The early detection of diseases like cancer is made possible by AI algorithms, which diagnose diseases by analyzing complex sets of medical data. For example, the IBM Watson system might be used to comb through massive data such as medical records and clinical trials to help diagnose a problem.[114] Microsoft's AI project Hanover helps doctors choose cancer treatments from among the more than 800 medicines and vaccines.[115] [116] Its goal is to memorize all the relevant papers to predict which (combinations of) drugs will be most effective for each patient. Myeloid leukemia is one target. Another study reported on an AI that was as good as doctors in identifying skin cancers.[117] Another project monitors multiple high-risk patients by asking each patient questions based on data acquired from doctor/patient interactions. In one study done with transfer learning, an AI diagnosed eye conditions similar to an ophthalmologist and recommended treatment referrals.[118]
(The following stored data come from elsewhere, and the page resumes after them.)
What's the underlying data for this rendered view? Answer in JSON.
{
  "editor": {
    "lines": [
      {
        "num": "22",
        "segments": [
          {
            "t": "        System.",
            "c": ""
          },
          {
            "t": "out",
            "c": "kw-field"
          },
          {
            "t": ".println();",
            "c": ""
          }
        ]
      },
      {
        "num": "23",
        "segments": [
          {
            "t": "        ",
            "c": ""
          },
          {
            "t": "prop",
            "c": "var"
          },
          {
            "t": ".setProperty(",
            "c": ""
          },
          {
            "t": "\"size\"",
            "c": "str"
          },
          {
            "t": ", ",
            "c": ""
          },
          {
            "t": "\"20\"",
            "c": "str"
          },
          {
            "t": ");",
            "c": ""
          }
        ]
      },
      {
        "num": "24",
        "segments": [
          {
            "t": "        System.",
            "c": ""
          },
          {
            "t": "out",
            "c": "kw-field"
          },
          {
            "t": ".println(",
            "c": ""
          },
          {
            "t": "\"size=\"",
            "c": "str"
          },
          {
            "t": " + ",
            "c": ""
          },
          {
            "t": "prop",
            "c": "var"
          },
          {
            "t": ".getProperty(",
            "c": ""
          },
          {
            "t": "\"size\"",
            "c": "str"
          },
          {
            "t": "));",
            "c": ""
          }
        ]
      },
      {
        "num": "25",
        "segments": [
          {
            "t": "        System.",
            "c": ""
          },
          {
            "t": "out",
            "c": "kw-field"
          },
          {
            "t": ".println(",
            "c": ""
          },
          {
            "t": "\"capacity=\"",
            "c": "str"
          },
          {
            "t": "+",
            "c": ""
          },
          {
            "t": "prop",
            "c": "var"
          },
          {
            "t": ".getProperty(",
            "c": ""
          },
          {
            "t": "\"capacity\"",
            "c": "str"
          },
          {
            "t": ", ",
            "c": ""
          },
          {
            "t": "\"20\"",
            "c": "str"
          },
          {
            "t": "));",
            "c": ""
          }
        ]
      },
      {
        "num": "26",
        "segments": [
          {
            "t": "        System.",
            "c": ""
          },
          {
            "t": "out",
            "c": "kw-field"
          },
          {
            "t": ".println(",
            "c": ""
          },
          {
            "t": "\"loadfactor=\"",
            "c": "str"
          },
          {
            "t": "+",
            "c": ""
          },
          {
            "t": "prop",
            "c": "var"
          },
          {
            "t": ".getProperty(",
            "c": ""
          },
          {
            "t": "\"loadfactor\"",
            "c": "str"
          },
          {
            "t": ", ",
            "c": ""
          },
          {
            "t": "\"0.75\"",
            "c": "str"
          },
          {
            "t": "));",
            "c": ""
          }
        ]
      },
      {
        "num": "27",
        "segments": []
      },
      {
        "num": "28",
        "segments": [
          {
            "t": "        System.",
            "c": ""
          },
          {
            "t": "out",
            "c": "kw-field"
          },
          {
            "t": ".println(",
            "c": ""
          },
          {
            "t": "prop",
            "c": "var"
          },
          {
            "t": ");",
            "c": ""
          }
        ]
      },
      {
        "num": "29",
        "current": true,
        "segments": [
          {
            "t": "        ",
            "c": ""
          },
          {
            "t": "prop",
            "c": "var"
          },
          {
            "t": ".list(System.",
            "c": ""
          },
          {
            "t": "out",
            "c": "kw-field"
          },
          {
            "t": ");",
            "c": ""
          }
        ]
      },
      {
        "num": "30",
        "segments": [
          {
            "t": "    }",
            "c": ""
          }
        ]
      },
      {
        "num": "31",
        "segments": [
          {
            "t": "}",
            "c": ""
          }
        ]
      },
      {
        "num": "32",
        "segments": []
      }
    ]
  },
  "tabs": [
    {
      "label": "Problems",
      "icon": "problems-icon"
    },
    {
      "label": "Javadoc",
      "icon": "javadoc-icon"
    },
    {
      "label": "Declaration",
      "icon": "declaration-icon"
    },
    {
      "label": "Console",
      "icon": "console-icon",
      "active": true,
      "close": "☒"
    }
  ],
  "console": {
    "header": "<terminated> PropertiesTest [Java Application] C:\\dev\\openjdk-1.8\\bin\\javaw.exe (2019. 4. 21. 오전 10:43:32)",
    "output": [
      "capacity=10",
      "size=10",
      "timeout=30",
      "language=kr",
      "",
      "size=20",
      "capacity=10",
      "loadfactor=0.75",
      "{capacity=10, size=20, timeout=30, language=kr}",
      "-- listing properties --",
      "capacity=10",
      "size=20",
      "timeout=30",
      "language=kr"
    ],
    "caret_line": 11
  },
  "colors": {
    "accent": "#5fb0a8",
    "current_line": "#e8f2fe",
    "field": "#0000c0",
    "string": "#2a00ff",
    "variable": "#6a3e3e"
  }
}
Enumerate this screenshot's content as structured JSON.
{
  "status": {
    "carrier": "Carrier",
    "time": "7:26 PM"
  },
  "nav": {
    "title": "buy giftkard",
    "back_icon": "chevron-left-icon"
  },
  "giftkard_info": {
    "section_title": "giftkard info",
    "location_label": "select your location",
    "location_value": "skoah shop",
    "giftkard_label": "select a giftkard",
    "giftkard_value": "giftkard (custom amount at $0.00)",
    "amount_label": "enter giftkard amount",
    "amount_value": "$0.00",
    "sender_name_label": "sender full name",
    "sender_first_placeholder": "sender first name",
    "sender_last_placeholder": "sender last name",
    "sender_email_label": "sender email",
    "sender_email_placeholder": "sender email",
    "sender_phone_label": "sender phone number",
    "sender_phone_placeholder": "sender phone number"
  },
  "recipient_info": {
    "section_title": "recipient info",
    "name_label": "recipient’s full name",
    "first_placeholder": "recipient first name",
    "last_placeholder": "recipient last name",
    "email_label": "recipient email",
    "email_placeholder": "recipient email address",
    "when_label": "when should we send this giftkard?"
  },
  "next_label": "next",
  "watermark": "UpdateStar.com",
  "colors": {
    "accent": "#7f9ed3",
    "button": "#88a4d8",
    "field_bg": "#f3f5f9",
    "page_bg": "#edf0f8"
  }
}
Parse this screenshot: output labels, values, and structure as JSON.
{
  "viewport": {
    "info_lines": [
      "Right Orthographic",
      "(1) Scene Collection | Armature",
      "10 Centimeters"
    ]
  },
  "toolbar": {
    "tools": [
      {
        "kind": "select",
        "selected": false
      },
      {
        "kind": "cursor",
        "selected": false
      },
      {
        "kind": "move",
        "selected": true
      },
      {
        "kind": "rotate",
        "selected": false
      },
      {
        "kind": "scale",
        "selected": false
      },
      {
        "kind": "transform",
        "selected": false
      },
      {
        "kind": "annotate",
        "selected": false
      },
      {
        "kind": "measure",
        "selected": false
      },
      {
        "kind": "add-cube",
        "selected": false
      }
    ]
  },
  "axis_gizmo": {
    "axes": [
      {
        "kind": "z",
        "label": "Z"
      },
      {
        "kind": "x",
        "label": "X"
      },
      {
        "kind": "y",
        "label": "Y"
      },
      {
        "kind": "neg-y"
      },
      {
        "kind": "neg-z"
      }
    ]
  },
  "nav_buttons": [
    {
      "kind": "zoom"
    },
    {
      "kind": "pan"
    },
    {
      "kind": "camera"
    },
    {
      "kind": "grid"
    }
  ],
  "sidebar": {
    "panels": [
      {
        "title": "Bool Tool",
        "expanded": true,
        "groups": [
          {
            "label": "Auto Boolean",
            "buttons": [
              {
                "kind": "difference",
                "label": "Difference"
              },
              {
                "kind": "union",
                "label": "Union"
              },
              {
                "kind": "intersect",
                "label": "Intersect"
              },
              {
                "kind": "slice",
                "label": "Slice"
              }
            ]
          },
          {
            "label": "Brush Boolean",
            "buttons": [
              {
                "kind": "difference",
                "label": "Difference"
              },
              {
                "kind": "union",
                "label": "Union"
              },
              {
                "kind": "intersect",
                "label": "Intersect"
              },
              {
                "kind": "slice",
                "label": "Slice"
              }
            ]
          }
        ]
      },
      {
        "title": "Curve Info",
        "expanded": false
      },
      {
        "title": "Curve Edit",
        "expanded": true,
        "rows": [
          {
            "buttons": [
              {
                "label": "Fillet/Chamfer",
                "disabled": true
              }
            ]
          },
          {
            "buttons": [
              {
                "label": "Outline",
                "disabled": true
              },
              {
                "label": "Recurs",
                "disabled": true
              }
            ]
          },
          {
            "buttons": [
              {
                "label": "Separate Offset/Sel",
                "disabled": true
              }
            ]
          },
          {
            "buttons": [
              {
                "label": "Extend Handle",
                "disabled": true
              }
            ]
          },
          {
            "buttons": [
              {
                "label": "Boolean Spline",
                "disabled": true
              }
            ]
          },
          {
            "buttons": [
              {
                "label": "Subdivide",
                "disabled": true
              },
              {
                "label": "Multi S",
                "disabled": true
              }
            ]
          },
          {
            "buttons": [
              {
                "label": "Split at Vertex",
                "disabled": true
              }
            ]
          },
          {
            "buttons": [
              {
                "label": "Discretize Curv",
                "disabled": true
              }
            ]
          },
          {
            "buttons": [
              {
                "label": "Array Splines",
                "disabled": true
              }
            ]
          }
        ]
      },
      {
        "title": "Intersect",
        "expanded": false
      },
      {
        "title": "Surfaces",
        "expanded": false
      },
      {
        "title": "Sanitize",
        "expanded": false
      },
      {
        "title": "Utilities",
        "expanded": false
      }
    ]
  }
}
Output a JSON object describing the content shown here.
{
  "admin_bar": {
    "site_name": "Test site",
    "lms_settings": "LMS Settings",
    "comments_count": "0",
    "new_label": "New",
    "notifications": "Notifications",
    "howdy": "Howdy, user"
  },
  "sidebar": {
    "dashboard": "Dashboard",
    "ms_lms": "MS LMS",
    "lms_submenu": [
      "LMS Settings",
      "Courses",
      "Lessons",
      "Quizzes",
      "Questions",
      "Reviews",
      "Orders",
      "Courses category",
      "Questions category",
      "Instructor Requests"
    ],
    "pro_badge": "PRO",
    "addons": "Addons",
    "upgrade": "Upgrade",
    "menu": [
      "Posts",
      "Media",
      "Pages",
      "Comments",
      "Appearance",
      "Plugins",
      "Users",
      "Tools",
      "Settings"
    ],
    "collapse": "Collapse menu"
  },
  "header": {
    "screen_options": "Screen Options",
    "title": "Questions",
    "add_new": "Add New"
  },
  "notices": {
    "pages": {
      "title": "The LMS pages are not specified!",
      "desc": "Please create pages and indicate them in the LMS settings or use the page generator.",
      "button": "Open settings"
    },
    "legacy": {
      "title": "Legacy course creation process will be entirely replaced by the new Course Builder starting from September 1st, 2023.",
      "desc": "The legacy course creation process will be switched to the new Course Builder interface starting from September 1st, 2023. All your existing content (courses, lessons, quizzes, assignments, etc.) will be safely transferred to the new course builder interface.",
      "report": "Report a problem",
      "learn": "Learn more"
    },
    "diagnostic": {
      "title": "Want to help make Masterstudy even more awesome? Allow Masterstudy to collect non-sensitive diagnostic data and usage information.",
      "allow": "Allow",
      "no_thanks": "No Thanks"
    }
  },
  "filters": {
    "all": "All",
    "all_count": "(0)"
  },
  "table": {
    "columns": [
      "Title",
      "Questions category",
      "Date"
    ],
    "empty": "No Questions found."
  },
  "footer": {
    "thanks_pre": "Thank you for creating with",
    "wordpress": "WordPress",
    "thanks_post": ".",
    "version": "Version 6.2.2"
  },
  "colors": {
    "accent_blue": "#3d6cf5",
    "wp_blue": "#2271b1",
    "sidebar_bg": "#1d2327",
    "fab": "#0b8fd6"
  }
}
Another study demonstrated surgery with an autonomous robot. The team supervised the robot while it performed soft-tissue surgery, stitching together a pig's bowel judged better than a surgeon.[119]

Artificial neural networks are used as clinical decision support systems for medical diagnosis,[120] such as in concept processing technology in EMR software.

Other healthcare tasks thought suitable for an AI that are in development include:

Workplace health and safety

AI-enabled chatbots decrease the need for humans to perform basic call center tasks.[136]

Machine learning in sentiment analysis can spot fatigue in order to prevent overwork. Similarly, decision support systems can prevent industrial disasters and make disaster response more efficient.[137] For manual workers in material handling, predictive analytics may be used to reduce musculoskeletal injury.[138] Data collected from wearable sensors can improve workplace health surveillance, risk assessment, and research.[137]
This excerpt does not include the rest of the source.